Scrive un giovane critico, Alessandro Gaudio:

  «Un dettaglio oscuro, esente da qualsiasi vanità intellettuale, uno scrupolo, etico oltre che estetico, che impedisca di sprofondare nella sabbia del proprio tempo e consenta per un attimo di capire, attraverso la letteratura, la filosofia, la psicoanalisi, l’antropologia, la storia dell’arte e la fotografia, ma anche la fisica e la matematica, l’ordine delle cose e il progetto cui esso si ispira. Come uno specchio rotto che, riflettendo una realtà atroce e irrilevante, fornisca sorprendentemente uno spunto o una scorciatoia per immaginare e per ridefinire teoricamente (e, spesso, dialetticamente) i rapporti tra le diverse discipline e che, comunque, si guarda bene dal trasfigurare il reale. Un battito di ciglia, quello con il quale si chiude un’epoca, un indizio dello sfacelo, della tacita rovina, un relitto della nostra civiltà offesa.

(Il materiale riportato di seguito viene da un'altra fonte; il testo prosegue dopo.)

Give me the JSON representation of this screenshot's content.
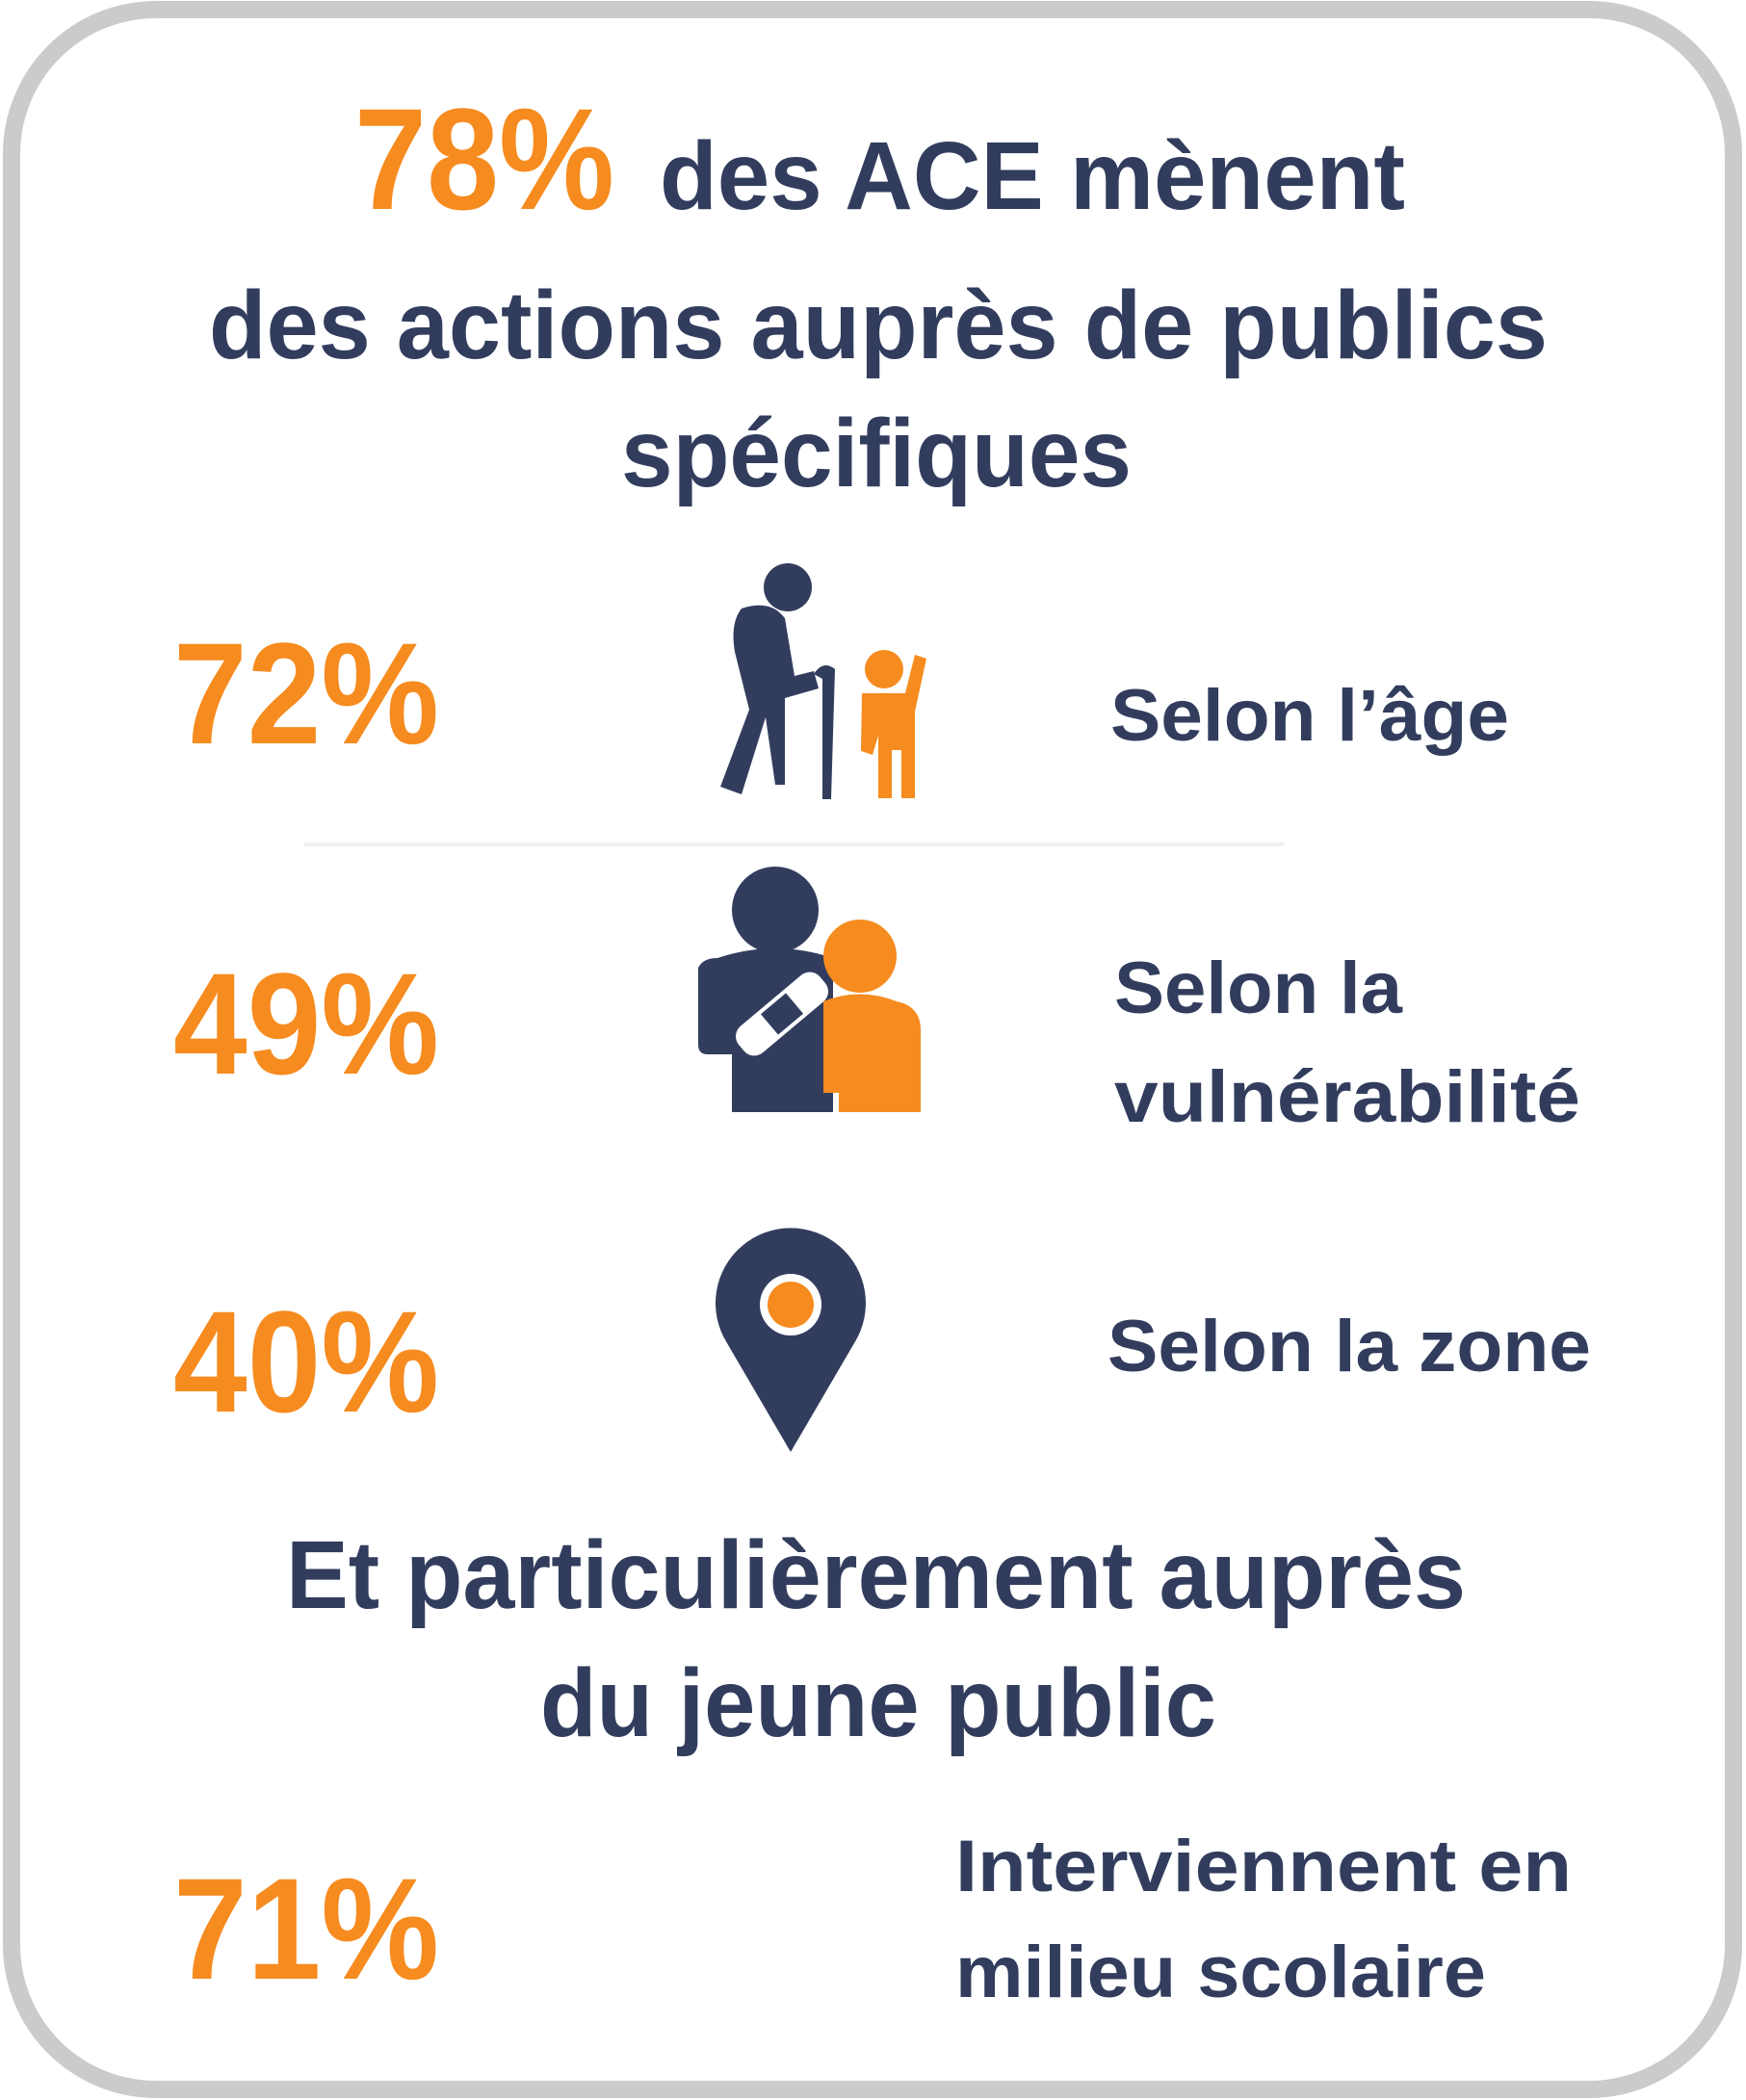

Oppure un piccolo specchio d’acqua, un sogno, un miraggio, una piccola aberrazione decimale che accresca in noi la saggezza o la follia, ma comunque l’espressione di una quotidianità o di una strana mania: «Si tratta − spiegava Adorno nel 1947, concludendo i suoi Minima moralia − di stabilire prospettive in cui il mondo si dissesti, si estranei, riveli le sue fratture e le sue crepe, come apparirà un giorno, deformato e manchevole, nella luce messianica». Tuttavia, pur prediligendo il frammento, non lo si riduce a esercizio di stile, disinteressato o impropriamente assolutizzato e chiuso, a «fortezza costruita con gli stuzzicadenti», diceva Leonardo Sinisgalli, il poeta delle ‘due culture’ (quella scientifica e quella umanistica, ovviamente).»

Foto Sadness fear

Angoli interni

1

In tutto l’Occidente
pare non esserci un sole più luminoso
le cui dita tocchino i tetti e le strade
come qui a Lisbona –
molli carezze e rintocchi sulle campane.

Dal piazzale Sophia de Mello
si può sfiorare São Jorge con una mano –
poco oltre
il Tejo esita placido sotto il ponte 25 de Abril.